Woodland has found that the three-month break because of the global coronavirus pandemic proved to be positive for his game.
Since his victory at Pebble Beach, when he rose to a career-high 12th in the Official World Golf Ranking, Woodland made 20 PGA Tour starts without winning. Included in that stretch were two top-five results on the fall Asia Swing, a T-3 at the CJ Cup and a fifth at the Zozo Championship.
After a solid 3-under 67 in the final round of the Honda Classic and a T-8 finish March 1 in his last result before the break, he decided to make some dramatic changes. Woodland, 36, dropped some 20 pounds from his 6-foot-1-inch frame, to 195 pounds, to improve his health and boost his chances for longevity in professional golf.
When Woodland returned to competition in early June at the Charles Schwab Challenge, the PGA Tour’s first post-pandemic event, he felt a new level of readiness.

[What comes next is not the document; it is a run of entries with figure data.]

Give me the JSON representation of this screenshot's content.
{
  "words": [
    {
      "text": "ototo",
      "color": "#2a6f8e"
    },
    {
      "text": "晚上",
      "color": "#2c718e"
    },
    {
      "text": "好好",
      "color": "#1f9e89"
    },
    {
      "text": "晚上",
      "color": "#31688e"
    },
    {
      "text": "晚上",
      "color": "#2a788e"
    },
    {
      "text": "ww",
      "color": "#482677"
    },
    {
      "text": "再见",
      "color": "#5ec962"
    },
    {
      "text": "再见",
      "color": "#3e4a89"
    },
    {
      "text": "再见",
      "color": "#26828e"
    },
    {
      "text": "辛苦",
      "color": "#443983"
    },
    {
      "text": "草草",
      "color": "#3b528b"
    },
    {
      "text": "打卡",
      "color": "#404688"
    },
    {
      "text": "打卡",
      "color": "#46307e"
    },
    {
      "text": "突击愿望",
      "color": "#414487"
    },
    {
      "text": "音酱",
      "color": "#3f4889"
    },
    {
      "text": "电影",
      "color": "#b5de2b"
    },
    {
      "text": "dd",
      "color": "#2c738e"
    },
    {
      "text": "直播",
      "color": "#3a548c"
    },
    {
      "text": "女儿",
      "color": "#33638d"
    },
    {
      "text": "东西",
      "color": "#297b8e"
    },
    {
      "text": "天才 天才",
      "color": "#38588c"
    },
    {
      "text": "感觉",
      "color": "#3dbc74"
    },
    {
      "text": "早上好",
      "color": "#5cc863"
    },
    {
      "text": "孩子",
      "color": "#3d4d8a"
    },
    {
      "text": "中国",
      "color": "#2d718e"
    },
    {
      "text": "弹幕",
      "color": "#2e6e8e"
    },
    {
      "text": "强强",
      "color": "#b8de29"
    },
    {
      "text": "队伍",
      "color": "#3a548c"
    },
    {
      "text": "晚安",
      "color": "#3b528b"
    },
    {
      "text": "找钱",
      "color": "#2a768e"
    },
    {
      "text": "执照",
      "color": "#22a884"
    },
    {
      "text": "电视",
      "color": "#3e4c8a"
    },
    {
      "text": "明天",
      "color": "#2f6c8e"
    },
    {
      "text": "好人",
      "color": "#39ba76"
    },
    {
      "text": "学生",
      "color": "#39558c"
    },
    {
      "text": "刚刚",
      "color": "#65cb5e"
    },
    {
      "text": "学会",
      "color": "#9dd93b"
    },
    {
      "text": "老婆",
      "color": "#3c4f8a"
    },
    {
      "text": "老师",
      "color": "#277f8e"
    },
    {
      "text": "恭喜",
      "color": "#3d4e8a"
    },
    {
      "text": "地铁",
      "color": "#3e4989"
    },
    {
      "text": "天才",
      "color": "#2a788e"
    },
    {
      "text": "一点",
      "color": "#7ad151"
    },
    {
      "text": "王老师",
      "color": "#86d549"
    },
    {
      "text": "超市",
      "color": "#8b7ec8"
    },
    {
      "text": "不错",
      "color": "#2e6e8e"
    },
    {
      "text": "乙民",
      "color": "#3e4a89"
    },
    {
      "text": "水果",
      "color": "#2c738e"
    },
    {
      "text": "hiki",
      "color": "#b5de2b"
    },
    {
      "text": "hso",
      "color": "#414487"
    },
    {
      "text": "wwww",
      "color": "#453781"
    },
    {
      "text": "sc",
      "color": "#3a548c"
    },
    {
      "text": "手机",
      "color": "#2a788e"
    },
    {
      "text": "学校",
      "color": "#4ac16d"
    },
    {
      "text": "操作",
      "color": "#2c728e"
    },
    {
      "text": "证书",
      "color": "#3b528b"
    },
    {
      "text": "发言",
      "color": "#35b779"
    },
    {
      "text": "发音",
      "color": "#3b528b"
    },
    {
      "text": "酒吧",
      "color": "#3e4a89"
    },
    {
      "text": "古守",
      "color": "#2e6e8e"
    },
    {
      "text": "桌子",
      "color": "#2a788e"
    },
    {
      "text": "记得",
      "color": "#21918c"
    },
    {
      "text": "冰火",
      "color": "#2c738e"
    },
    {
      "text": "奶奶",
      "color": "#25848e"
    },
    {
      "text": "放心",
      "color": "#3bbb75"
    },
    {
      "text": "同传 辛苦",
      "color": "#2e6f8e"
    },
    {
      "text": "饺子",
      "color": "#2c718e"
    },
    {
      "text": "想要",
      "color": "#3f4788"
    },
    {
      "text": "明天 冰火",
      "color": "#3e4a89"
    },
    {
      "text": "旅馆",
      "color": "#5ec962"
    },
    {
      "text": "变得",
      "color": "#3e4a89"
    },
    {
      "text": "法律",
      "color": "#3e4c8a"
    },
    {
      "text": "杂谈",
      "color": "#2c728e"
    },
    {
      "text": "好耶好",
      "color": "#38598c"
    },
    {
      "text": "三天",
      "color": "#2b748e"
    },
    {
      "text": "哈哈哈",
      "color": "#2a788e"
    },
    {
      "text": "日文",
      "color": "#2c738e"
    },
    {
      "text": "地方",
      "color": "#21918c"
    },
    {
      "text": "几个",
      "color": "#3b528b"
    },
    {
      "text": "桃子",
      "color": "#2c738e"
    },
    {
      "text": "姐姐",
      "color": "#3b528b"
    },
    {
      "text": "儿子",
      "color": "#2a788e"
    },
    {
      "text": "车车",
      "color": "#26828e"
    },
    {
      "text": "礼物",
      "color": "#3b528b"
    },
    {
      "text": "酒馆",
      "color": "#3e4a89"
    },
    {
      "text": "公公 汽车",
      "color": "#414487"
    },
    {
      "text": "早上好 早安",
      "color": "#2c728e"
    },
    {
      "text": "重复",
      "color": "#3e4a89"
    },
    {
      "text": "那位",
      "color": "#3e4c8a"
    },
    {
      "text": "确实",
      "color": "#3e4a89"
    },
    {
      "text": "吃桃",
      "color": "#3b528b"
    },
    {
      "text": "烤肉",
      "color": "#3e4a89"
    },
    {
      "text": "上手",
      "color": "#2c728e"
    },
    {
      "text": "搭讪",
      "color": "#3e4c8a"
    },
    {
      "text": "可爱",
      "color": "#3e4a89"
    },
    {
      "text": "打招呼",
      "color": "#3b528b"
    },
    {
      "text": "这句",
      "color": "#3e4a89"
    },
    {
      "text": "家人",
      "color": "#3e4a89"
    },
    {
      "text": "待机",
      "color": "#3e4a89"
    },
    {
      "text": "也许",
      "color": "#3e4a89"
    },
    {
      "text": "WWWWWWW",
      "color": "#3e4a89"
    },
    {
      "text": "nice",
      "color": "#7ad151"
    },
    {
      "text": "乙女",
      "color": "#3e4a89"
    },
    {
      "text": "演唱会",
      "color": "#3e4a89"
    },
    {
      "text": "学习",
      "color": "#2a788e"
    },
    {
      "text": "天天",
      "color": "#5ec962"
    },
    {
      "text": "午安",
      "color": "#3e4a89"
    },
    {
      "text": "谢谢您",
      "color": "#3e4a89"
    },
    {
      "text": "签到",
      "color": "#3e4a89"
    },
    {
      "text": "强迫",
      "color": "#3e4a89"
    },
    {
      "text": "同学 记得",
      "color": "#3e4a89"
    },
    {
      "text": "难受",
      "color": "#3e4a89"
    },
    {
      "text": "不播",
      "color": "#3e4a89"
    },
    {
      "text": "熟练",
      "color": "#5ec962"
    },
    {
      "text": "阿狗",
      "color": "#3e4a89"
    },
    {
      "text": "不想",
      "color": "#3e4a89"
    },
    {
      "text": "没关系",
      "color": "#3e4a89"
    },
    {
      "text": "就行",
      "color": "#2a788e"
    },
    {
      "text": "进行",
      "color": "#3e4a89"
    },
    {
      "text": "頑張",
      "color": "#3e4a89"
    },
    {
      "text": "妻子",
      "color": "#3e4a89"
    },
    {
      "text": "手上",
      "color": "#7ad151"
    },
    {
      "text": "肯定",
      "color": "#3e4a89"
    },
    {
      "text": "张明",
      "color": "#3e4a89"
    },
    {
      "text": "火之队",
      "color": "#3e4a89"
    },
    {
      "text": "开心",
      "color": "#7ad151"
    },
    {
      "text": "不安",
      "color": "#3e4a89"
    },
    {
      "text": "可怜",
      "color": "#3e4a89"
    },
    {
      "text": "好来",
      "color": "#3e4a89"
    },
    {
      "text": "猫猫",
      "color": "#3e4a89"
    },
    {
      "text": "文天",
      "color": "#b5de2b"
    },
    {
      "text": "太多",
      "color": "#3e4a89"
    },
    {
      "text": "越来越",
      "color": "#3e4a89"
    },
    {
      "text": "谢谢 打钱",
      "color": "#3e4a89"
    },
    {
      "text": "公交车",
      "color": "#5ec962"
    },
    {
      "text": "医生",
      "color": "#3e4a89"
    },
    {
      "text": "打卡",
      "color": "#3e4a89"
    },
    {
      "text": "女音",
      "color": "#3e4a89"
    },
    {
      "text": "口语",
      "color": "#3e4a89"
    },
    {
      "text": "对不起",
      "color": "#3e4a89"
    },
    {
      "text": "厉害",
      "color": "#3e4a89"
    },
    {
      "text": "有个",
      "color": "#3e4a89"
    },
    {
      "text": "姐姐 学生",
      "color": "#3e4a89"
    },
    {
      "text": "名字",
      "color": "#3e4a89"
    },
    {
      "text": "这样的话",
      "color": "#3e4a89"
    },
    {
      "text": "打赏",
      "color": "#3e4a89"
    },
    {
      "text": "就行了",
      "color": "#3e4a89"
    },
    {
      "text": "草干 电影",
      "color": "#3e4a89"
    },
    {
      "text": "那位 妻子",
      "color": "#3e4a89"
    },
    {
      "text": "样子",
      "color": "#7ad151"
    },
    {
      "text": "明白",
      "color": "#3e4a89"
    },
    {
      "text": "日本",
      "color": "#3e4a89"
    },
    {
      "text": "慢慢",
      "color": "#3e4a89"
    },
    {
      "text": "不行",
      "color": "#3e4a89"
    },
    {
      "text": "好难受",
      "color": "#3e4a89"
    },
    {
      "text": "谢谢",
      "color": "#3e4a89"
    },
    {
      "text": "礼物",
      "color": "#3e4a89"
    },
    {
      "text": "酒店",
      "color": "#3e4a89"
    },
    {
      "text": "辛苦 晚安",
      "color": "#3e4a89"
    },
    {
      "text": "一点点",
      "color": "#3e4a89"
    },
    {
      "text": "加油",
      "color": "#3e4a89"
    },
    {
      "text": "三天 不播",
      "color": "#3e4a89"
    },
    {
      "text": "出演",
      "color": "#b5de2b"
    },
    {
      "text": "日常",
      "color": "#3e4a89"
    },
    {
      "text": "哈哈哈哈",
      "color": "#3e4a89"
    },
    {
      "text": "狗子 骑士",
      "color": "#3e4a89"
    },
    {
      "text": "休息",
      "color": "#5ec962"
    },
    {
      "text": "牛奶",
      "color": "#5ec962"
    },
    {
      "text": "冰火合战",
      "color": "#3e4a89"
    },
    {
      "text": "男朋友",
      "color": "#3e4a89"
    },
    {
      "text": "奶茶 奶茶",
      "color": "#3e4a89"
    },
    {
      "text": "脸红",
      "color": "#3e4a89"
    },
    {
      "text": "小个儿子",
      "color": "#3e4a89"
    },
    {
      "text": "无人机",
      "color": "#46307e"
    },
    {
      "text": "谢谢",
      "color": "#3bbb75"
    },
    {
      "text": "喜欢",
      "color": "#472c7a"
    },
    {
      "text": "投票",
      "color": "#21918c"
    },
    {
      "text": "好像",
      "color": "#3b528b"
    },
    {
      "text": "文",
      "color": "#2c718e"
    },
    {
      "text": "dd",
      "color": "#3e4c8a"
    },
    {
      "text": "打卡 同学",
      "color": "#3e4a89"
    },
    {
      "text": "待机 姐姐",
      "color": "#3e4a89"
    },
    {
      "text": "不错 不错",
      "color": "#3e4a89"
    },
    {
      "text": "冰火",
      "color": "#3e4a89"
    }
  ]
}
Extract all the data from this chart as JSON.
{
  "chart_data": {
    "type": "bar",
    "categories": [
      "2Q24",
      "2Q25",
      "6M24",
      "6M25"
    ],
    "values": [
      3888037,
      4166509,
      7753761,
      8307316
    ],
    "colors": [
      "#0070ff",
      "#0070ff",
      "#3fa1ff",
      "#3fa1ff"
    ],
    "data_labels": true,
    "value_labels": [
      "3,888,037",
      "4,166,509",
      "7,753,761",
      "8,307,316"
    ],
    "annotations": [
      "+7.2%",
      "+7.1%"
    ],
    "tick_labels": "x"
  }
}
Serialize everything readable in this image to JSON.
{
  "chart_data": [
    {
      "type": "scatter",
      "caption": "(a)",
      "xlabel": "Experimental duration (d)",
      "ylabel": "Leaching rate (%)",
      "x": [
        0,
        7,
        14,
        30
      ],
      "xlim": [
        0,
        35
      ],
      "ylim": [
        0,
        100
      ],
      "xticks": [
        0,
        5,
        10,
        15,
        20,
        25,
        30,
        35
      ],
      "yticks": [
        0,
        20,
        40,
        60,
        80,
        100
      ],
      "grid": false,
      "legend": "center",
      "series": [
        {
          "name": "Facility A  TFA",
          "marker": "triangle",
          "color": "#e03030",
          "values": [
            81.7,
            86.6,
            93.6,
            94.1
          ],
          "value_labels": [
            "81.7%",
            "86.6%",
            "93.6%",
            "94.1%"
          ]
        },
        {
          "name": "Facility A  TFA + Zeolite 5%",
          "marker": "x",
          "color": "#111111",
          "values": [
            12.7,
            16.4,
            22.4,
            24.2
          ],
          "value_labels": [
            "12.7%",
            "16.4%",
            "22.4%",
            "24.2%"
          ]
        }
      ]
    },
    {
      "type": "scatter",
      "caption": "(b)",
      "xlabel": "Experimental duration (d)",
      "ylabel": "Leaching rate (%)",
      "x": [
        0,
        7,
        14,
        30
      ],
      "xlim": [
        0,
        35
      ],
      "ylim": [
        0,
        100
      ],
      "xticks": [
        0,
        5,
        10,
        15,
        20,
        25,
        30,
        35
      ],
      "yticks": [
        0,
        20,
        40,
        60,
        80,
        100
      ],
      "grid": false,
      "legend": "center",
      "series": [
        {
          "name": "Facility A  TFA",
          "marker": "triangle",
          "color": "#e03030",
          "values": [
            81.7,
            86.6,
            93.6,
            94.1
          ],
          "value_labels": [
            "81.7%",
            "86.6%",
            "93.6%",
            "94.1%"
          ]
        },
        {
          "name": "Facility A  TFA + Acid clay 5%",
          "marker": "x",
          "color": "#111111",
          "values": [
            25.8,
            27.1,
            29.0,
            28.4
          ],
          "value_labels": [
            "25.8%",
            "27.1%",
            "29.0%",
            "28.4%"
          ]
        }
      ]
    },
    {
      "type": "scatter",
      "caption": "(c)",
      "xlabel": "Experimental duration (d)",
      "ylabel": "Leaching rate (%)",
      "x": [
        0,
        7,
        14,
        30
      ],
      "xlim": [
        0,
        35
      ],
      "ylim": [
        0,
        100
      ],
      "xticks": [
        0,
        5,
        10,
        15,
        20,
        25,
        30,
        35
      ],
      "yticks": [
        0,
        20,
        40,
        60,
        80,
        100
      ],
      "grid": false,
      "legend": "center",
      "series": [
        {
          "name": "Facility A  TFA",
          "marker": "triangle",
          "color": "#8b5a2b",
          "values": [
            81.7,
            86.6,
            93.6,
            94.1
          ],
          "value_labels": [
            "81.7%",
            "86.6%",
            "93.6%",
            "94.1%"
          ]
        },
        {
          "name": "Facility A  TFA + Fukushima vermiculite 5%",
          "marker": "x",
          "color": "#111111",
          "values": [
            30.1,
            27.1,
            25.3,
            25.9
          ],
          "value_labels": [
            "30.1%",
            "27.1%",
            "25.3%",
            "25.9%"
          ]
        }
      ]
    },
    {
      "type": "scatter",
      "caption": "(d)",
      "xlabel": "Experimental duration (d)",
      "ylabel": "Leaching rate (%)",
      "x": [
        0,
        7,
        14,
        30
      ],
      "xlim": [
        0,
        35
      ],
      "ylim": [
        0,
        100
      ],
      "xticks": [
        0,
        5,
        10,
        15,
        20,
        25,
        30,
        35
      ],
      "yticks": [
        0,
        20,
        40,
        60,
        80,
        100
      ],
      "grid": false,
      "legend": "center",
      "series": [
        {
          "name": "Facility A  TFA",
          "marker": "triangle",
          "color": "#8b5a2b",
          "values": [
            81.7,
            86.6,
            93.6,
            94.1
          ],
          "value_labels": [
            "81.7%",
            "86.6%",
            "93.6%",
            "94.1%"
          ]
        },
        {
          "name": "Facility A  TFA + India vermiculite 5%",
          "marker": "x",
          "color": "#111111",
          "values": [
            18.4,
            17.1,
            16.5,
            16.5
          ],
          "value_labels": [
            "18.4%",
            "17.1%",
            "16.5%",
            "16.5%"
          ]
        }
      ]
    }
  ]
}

“It was kind of like I would say the Olympic athletes that were getting ready for the Olympics,” said Woodland, paralleling the world’s biggest sporting event with golf's upcoming stretch of major championships. “You have to refocus. Knowing that we're going to have seven [in 12 months], which we've never had and will probably never have again, hopefully, is a big deal, especially mentally and physically, getting my body in the right mind frame preparing for that.”
One victory in a major championship gives Woodland the hunger for more.
Beginning this week, the condensed stretch of major championships presents Woodland with the perfect opportunity to make a career statement.
“I think the big deal with that is more of the mental hurdles of winning one and not trying to change what you've done,” he said.
As with many players, Woodland dissected his Open victory and tried to re-create what got him there. His Open title resulted from an outstanding short game and solid putting. Thus, he focused on those two areas but neglected the part of his game that brought him to golf’s summit: ball-striking.
“I know when I putt well, I'm going to contend, but I need to have that ball-striking,” said Woodland, who ranks 51st on the PGA Tour in strokes gained tee to green. “That was where I kind of lost myself at the end of the year last year. I was focusing, Oh, I won a major with putting and short game; that's all I need to do.”
Woodland recently has addressed the need to focus on ball-striking, working with swing coach Justin Parsons.
Now, Woodland arrives at TPC Harding Park, where he finished runner-up to Rory McIlroy in the 2015 WGC Cadillac Match Play, with renewed confidence in his swing and the vision of what it takes to win a major title.
“My ball-striking is getting back to where it was, because that's what's going to continue to drive me,” Woodland said. “And then when I putt well like I did at the U.S. Open, I'm going to have some great weeks.”